Friday, April 18, 2014
Ellen Nakashima And Ann E. Marimow
The Washington Post
(Continued from page 1)
A sign marks the National Security Agency campus in Fort Meade, Md. A federal judge says the NSA’s bulk collection of phone records violates the Constitution’s ban on unreasonable searches. The judge put his decision on hold pending a nearly certain government appeal.
The Associated Press
Ultimately, however, Congress must try to strike a balance between the constitutional requirements to “provide for the common defense” while protecting the Fourth Amendment’s privacy protections, he said.
“I welcome the scrutiny,” King said. “I look forward to participating in the Congress about how to strike the right balance. But ultimately the courts are going to determine whether or not we did it adequately.”
Collins could not be reached for comment Monday evening and her office did not immediately respond to requests for comment.
In a June speech to the World Affairs Council of Maine, Collins defended the telephone data collection program and repeated statements from the NSA’s director, Gen. Keith Alexander, that the surveillance system had detected and thwarted “dozens” of terrorist plots.
“As Congress and the American public learn more about this program, however, there remain questions that must be asked and issues we must address,” Collins said at the time, according to her prepared remarks. “But in doing so, we should not assume a trade-off between liberty and security. Security ensures our freedom.”
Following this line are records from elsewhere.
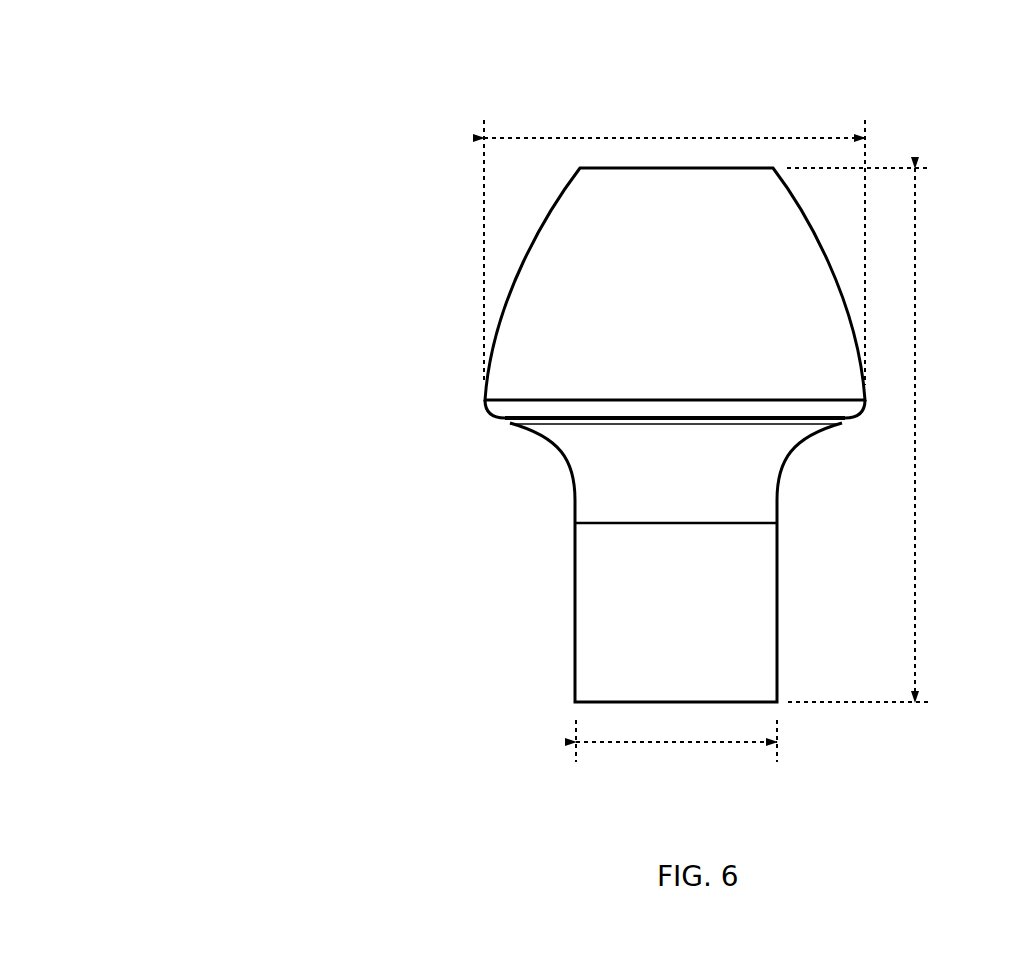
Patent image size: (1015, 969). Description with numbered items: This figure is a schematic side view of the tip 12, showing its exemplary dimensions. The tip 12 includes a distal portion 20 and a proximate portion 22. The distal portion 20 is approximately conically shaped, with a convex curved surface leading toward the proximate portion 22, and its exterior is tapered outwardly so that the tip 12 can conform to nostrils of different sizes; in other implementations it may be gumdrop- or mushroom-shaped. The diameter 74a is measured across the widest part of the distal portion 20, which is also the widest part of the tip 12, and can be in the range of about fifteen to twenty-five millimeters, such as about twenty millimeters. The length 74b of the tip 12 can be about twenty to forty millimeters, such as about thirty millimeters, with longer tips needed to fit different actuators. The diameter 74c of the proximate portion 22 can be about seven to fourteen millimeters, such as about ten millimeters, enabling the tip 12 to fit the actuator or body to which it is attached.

The tip 12 is at (184, 58).
The distal portion 20 is at (450, 182).
The proximate portion 22 is at (488, 428).
The diameter 74a is at (614, 138).
The length 74b is at (915, 512).
The diameter 74c is at (630, 742).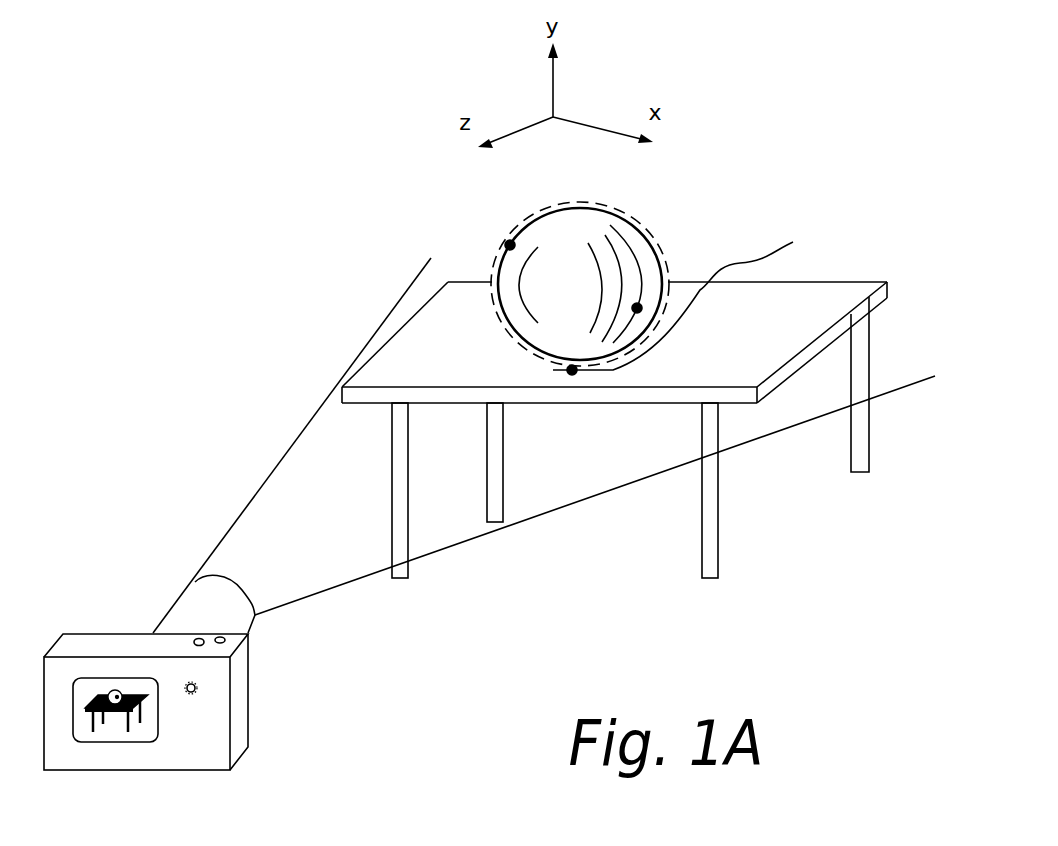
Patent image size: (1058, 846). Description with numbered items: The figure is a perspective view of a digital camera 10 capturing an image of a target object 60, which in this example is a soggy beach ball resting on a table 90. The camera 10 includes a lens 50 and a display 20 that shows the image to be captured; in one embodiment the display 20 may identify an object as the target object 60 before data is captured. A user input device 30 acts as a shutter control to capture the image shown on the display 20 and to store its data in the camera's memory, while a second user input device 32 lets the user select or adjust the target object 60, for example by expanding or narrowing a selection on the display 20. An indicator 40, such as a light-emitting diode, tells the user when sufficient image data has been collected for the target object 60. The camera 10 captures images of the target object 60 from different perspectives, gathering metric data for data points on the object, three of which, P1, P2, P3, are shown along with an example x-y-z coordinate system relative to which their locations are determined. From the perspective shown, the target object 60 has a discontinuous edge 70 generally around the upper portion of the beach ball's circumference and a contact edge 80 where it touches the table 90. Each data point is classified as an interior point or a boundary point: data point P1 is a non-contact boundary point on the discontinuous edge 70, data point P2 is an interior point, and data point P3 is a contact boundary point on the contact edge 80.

The digital camera 10 is at (77, 646).
The display 20 is at (85, 730).
The user input device 30 is at (226, 640).
The user input device 32 is at (204, 646).
The indicator 40 is at (197, 689).
The lens 50 is at (235, 587).
The target object 60 is at (570, 316).
The discontinuous edge 70 is at (623, 210).
The contact edge 80 is at (680, 293).
The table 90 is at (733, 351).
The data point P1 is at (510, 245).
The data point P2 is at (637, 308).
The data point P3 is at (572, 370).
The government’s legal justification for the call-tracking program is based on a 1979 case, Smith v. Maryland, which involved the surveillance of one criminal suspect over a two-day period. In that case, the Supreme Court said that Americans have no expectation of privacy in the telephone metadata that companies hold as business records, and that therefore a warrant is not required to obtain such information.
A succession of judges on the Foreign Intelligence Surveillance Court have adopted the government’s argument based on that ruling.
But Leon said the question the Supreme Court confronted in 1979 is not the same as the one he was faced with.
“Indeed, the question in this case can more properly be styled as follows: When do present-day circumstances – the evolutions in the government’s surveillance capabilities, citizens’ phone habits, and the relationship between the NSA and telecom companies – become so thoroughly unlike those considered by the Supreme Court 34 years ago that a precedent like Smith does not apply?” he wrote. “The answer, unfortunately for the government, is now.”
Kerr said Leon is wrong to suggest that Smith no longer applies. That decision, he said, draws a clear distinction between the collection of data on numbers dialed and on call content. The metadata information the government is gathering today, Kerr said, is the same type of information the court said law enforcement could collect more than 30 years ago.
“The opinion is more valid now than it was,” Kerr said, adding that “it’s up to the Supreme Court to overturn its decision, not trial judges.”
Klayman, the founder of the public interest group Freedom Watch, called Leon’s ruling “courageous.”
“This is a warning to both parties that they’d better start observing the rule of law and protecting the American people or there will be severe consequences,” he said.
Leon rejected the government’s argument that Klayman and a co-plaintiff – the father of an NSA cryptologist killed in Afghanistan in 2011 – lacked standing to bring the suit, because they were customers of Verizon Wireless, which has not been publicly revealed as taking part in the program.
“The government,” he said, says it has created a “comprehensive” database – “in which case, the NSA must have collected metadata from Verizon Wireless, the single largest wireless carrier in the United States.”
Yet, at the same time, he wrote, the government asserts that the plaintiffs lack standing “based on the theoretical possibility” that the NSA has not collected Verizon’s records. “Candor of this type defies common sense and does not exactly inspire confidence!” he wrote.
To draw an analogy using a Beatles rock band reference, he wrote that omitting Verizon Wireless, AT&T or Sprint “would be like omitting John, Paul and George” and building a “Ringo-only database.”
Also Monday, Verizon Communications – the parent company of Verizon Wireless – filed a motion to be dismissed as a defendant in the case, based in part on a certification also filed Monday by the deputy attorney general that the company has immunity against lawsuits since it was compelled by a court order to comply with the government’s request for data. That immunity was authorized under a 2008 law known as the FISA Amendments Act.
Press Herald Washington Bureau Chief Kevin Miller contributed to this report.